Hawaiian Electric and the Hawaiian Electric Industries Charitable Foundation (HEICF) recently donated $21,000 to three Hawai‘i Island nonprofit organizations that are feeding communities impacted by the COVID-19 pandemic.
On Hawai‘i Island, a primary concern and priority is food security. The Boys & Girls Club of the Big Island, The Food Basket, and Activate Hawai‘i Aid each received $5,000 from HEICF to support their ongoing efforts to provide fresh produce, shelf-stable food and prepared meals to Hawai‘i Island families. These donations are in addition to the $2,000 each organization received from Hawaiian Electric last month.
“Communities count on us to provide reliable electric service to operate essential businesses and support new stay-at-home lifestyles,” said Sharon Suzuki, Hawaiian Electric’s president of Maui County and Hawai‘i Island Utilities. “It’s also important for us to do what we can to help those who are struggling with basic needs. I’m grateful these three organizations are working together to meet Hawai‘i Island’s food security needs during this very tough time.”
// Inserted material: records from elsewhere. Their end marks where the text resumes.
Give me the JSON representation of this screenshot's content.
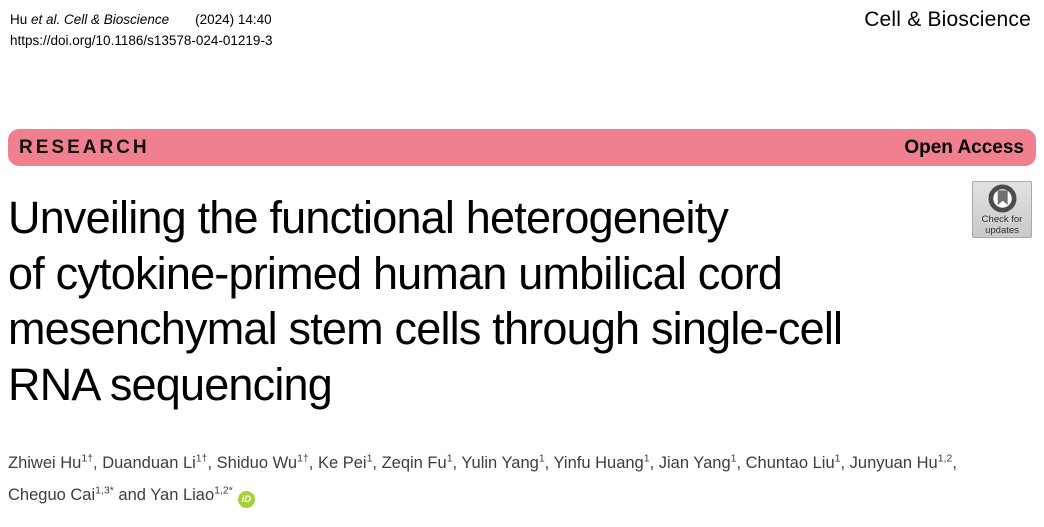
{
  "masthead": {
    "citation_author": "Hu ",
    "citation_source": "et al. Cell & Bioscience",
    "citation_issue": "(2024) 14:40",
    "doi": "https://doi.org/10.1186/s13578-024-01219-3",
    "journal_name": "Cell & Bioscience"
  },
  "banner": {
    "left_label": "RESEARCH",
    "right_label": "Open Access",
    "color": "#F0808F"
  },
  "crossmark_badge": {
    "line1": "Check for",
    "line2": "updates"
  },
  "title_lines": [
    "Unveiling the functional heterogeneity",
    "of cytokine-primed human umbilical cord",
    "mesenchymal stem cells through single-cell",
    "RNA sequencing"
  ],
  "authors": [
    {
      "name": "Zhiwei Hu",
      "sup": "1†"
    },
    {
      "name": "Duanduan Li",
      "sup": "1†"
    },
    {
      "name": "Shiduo Wu",
      "sup": "1†"
    },
    {
      "name": "Ke Pei",
      "sup": "1"
    },
    {
      "name": "Zeqin Fu",
      "sup": "1"
    },
    {
      "name": "Yulin Yang",
      "sup": "1"
    },
    {
      "name": "Yinfu Huang",
      "sup": "1"
    },
    {
      "name": "Jian Yang",
      "sup": "1"
    },
    {
      "name": "Chuntao Liu",
      "sup": "1"
    },
    {
      "name": "Junyuan Hu",
      "sup": "1,2"
    },
    {
      "name": "Cheguo Cai",
      "sup": "1,3*"
    },
    {
      "name": "Yan Liao",
      "sup": "1,2*"
    }
  ],
  "authors_last_conjunction": "and",
  "orcid_icon": {
    "label": "iD",
    "color": "#A6CE39"
  }
}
Through its daily Community Meal Support Initiative, the Boys & Girls Club of the Big Island (BGCBI) is providing nutritional hot meals to the island’s most vulnerable populations including keiki, kūpuna, homeless and struggling families. Their efforts help fill shortfalls and resource gaps, especially in very rural communities that are unable to benefit from school-based cafeteria meals due to lack of transportation. Last month, it provided more than 18,000 meals and it now provides up to 800 meals daily. Through this donation, BGCBI can provide 1,272 meals for the community.
“The continued support of Hawaiian Electric and the HEI Charitable Foundation has allowed the Boys & Girls Club of the Big Island to be able to quickly respond to the needs of those on Hawai‘i Island who are struggling as a result of the pandemic,” said Chad Cabral, Chief Executive Officer. “Thank you for a true partnership that helps to support and strengthen our Hawai‘i Island communities.”
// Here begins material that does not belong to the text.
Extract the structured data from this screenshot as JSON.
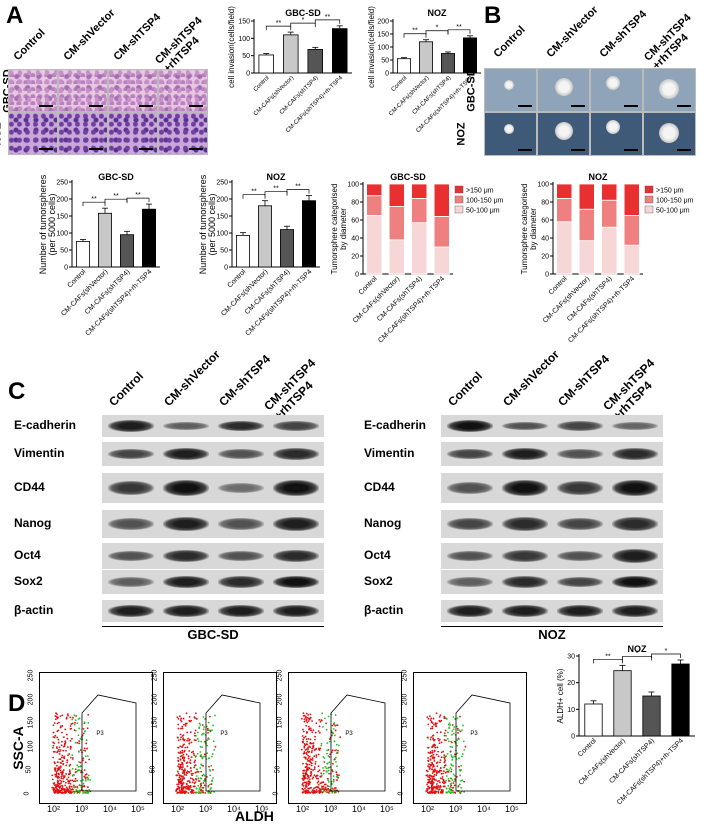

The Food Basket is providing Ohana Drop boxes which include a multi-day supply of shelf-stable food and local fresh produce for individuals and families. It offers drive-thru food distribution at 16 sites around the island and home delivery for those with limited transportation or compromised health. Through this donation, The Food Basket was able to purchase 5,000 pounds of food for the community.
“We are so extremely grateful to HEI and Hawaiian Electric for their long-time partnership and generous support to provide food assistance to the most vulnerable residents on Hawai‘i Island,” said Kristin Frost Albrecht, executive director of The Food Basket. “Given the skyrocketing number of families and individuals in need in our hard-hit communities across the island, this donation will provide critical food support during this unprecedented and challenging time.”
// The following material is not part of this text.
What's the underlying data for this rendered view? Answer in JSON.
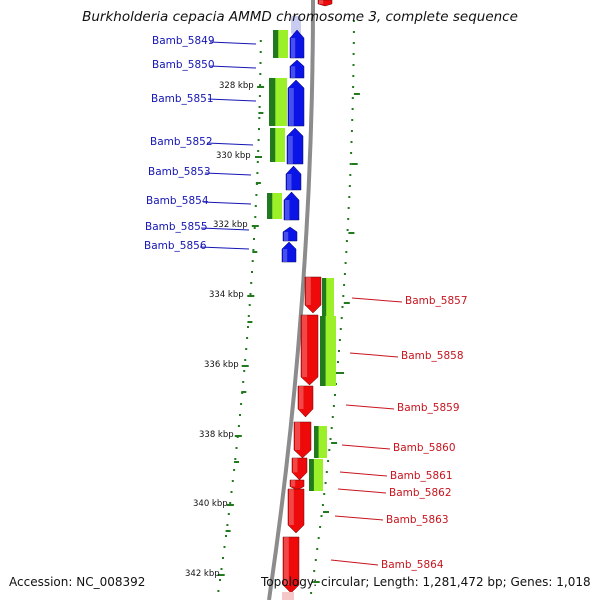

Activate Hawai‘i Aid (AHA) is a collective of community and government, working together to activate an islandwide network of resilience. The $2,000 donation supported the Keiki Care Packs initiative by providing 2,712 packs to children in more than 30 Hawai‘i Island communities. Each pack includes food stuffs, curated activities, resources and materials to help keiki and parents better understand and cope with the pandemic.
The additional $5,000 will support the #FeedThePeopleHI – Puna project, a collaboration between Chef Hui and AHA to increase food security for Puna households. Beginning May 15, and every Friday for the next eight weeks, 500 meal kits with ingredients and recipe cards for one-to-two big batch meals will be distributed to communities in upper and lower Puna subdivisions.
“Many hands and many huis have come together to do something special for our keiki and community,” said Ashley Kierkiewicz, lead organizer for Activate Hawai‘i Aid. “So much thought, aloha, and planning goes into each project, and because it is a massive, ongoing give, working with community leaders is key. We rely on generous donations such as those from Hawaiian Electric, so we can activate our volunteer network and amplify our give.”